Никакой разницы между собой и ею я не видел. Либо теперь, либо прежде, либо же и теперь, и прежде, она скрывалась за масками. Пусть даже все они были её собственными. Когда Габриела закончила закрашивать себе стёртые губы и развернулась ко мне, я наконец спросил:
— Говорите — «скоро садимся»?!
— Я и поднялась к вам сюда, чтобы вернуть вас на ваше место… Потому что, правильно, скоро садимся…
— То есть, идём, говорите, на посадку?
— Давно, говорю, идём — и садимся через полчаса… А вам, повторяю, надо идти к себе и пристегнуться, — и она стала выбираться из кресла.
Когда Габриела подалась вперёд, и корпус её снова вернулся во вторую зону, мы обменялись мимолётным взглядом и отпрянули друг от друга.
Выпрямившись на ногах, она — близко от моего лица — стала поправлять юбку на коленях. Как и прежде, до взлёта, они мелко подрагивали в тесных сетчатых чулках. Тогдашнее плотоядное чувство ко мне, однако, не вернулось. Быть может, как раз потому, что я разглядел в ней своё отражение и перестал воспринимать её как нечто чуждое. И тем самым к себе влекущее.
А быть может, дело обстояло проще — как и бывает между странниками, которые всякий раз надеются, что наслаждение поможет им отряхнуться от оболванивающей непраздничности бытия.
Поэтому ведь мы и вкладываем в наслаждение со странником все свои силы. Все, за исключением того, которой быть не может: знания странника.
Непраздничность жизни, подумал я, есть единственно нормальное её состояние; так же, как и единственно нормальной является любовь к человеку через знание его. Но избегая непраздничности, мы ищем сверх-человеческое посредством наслаждения со странником. Без знания его и без любви к нему. Не будучи, стало быть, человеком. И каждый раз это наслаждение завершается разрушительной грустью, ибо, не поднявшись до человеческого, невозможно его превзойти.
Наслаждение со странником не заканчивается чувством праздника или нарастанием прежних сил, которых снова не станет хватать для преодоления тоски бытия. И эта тревожная догадка — не как мысль, а как ощущение — возникает всякий раз. А иногда оно приходит и долго не отпускает…

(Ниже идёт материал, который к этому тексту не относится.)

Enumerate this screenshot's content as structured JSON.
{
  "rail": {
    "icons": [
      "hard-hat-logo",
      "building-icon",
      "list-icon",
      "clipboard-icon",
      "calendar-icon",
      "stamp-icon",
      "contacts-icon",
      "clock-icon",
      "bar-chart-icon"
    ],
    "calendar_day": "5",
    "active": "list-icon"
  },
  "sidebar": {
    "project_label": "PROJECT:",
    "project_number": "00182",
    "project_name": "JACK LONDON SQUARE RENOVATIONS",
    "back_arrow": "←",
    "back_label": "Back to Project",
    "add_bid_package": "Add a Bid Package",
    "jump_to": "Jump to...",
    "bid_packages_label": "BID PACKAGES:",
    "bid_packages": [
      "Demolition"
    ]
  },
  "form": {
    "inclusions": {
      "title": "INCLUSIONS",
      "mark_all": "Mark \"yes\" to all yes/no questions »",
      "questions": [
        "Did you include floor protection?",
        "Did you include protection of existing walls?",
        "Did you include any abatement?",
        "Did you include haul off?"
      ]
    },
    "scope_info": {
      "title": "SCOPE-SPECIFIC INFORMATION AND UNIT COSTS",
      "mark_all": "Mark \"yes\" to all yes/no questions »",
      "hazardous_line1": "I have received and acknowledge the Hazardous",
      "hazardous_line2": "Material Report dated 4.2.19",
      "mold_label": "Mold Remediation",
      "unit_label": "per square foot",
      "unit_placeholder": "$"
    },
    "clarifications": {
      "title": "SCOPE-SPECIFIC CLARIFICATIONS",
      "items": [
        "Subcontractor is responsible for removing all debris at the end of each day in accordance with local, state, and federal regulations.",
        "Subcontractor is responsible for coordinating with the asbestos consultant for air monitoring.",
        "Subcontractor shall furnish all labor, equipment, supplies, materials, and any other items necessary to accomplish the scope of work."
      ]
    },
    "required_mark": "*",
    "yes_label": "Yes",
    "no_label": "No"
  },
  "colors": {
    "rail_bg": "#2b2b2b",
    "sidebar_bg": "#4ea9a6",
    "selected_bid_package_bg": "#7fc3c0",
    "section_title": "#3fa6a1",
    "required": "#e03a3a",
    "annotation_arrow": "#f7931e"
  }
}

— Ну! — потребовала она. — Отпустите же…
— Так просто? — опешил я. — И всё?
— Нет, не всё! — и протянула мне правую руку, в которой всё это время, как я только что заметил, держала синюю тетрадь. — Это от доктора Краснера: я его сюда не пустила… Он, кстати, и сказал, что вы здесь…
Я забрал тетрадь, тоже поднялся и направился к выходу. У винтовой лестницы, едва миновав гардину, за которой находился Стоун и которую поэтому я быстрым шагом и миновал, замер. Мне почудилось, будто кто-то глухо постанывал, но, вспомнив, что покойники не умеют даже стонать, я обернулся к Габриеле и пропустил её вперёд.